So there's one moment where I always tear up, I'm afraid to say. It's the moment after all the Christmas presents have been opened and Ralphie hadn't received the BB gun he lusted after so desperately. And then (spoiler alert: but if you haven't seen the movie, you've clearly been celebrating Kwanzaa on Jupiter for the last 25 years) Ralphie's gruff Dad gives him the gift - from out of nowhere. It's just amazing in that scene to watch the Dad, the late Darren McGavin (of Kolchak: The Night Stalker fame): you can see him reliving his childhood and feeling the sense of wonder about the gift even more than Ralphie, somehow. And that's how I am, I've found out: getting gifts is great, but what I really revel in is the giving. When I see the look of surprise and delight in someone's eye when they open a gift I gave them, that's what I live for this time of year.
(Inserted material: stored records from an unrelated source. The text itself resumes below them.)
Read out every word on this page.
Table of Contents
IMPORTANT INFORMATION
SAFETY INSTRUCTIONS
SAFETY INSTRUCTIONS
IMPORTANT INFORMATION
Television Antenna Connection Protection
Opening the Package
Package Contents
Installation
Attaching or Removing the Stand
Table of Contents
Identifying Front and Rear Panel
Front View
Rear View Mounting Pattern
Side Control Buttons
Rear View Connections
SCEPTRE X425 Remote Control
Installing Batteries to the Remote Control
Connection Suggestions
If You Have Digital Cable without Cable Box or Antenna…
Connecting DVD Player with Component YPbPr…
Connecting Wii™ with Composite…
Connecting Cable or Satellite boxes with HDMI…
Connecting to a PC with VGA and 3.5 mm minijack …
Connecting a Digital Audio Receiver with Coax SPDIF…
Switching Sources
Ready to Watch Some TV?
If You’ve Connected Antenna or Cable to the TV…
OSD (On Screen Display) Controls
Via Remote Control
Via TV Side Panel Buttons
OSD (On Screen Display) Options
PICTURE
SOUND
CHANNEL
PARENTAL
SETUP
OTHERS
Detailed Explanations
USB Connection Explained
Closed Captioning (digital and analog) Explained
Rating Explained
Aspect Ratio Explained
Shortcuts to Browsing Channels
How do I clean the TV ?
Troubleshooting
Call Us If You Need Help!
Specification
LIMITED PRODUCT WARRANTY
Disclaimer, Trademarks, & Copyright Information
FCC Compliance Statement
And that scene will always get to me.

2 comments:
I'm glad to see that I'm not the only man that wells up at that part. I have to admit that I try and hide it the best I can. I don't know why though. In fact, I'd say that if you don't cry at that scene your manhood is truly in question.
Indeed. I think it is related to manhood quite a bit. It demonstrates a certain quality of fathers, who are often in the backgrounds of these kind of family movies (and these kinds of families): they're actually listening and paying attention to what's going on and they always come through in the end. It's the most unexpected surprise in the film - even though I know it's coming, it's like I'm always surprised every time I see that scene.